Now to the stated question. Could you make your orbital using foamed steel. Yes, I believe you could. I don't have data for the actual strength of foamed steel (not really on the market), but based on what I learned in materials engineering I would guess that it is weaker than standard steel components for 2 reasons. 1) It would be hard to control the quenching process in foamed steel to get the best strength possible. 2) Cracks tend to form in materials near sharp bends in the material -- the sharp corners have higher stress regions. Since foamed steel would be nothing but sharp corners, I would expect it to fail more quickly than equivalent bulk steel.
IIRC, the Stanford torus was calculation to be with a normal safety margin even if the radius was extended to 4 km (a little over double). Given that, I would assume the even the reduced strength of foamed steel would not break the design safety. But, without actual strength data, this is only a best guess.

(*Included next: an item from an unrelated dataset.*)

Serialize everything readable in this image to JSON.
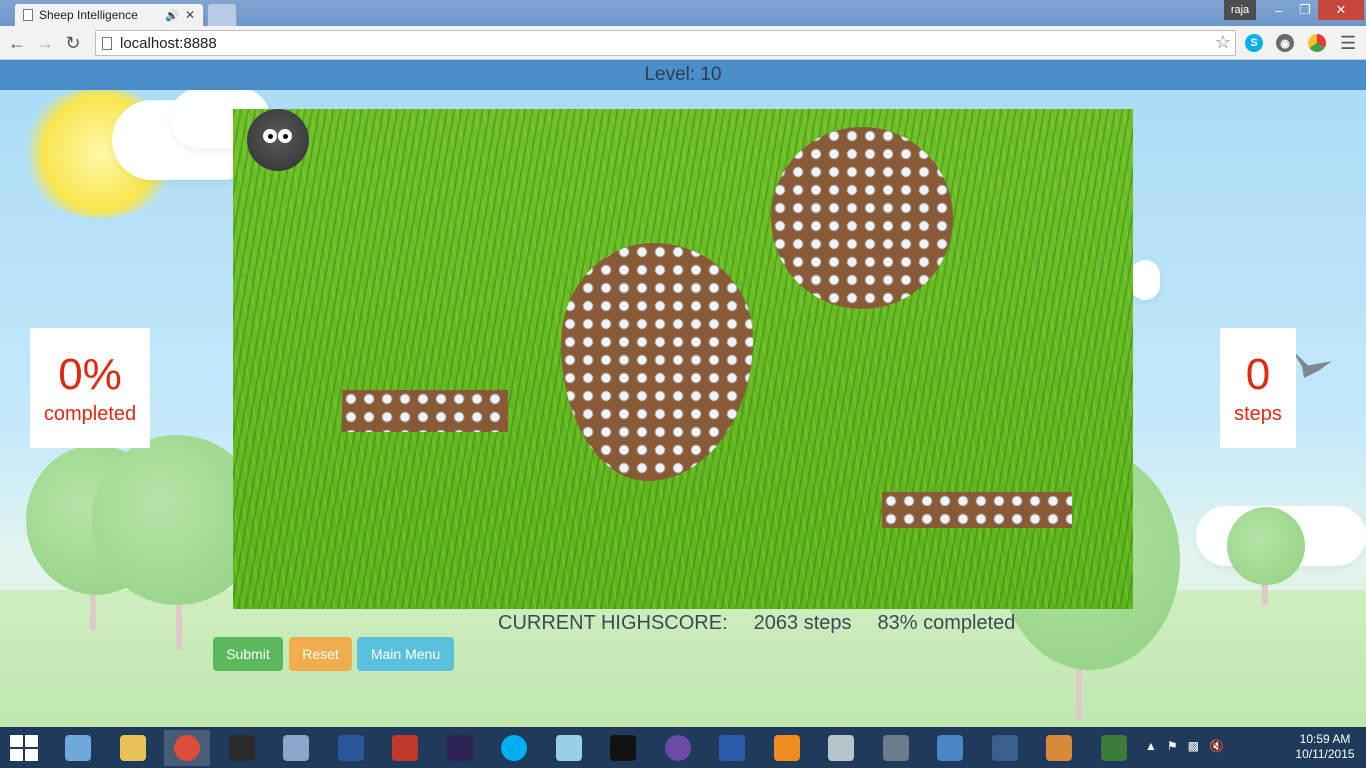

Foamed aluminum is likely a better choice as it is stronger per unit mass and we can actually produce foamed aluminum with reasonable ease today. However, if you want your station to last more than a few years, it is back to steel. Aluminum has a very nasty habit of falling apart after a number of expansion and contraction cycles. Steel does not do this, depending upon the alloy. As long as the deformation in steel is below a certain threshhold, you can stress cycle it millions of times without forming cracks and breaking. No matter how small the deformation, aluminum will always form cracks and break given enough stress cycle. In space, there will always be stress cycle arising from the thermal cycle, which can be as frequent as 90 minutes in low earth orbit.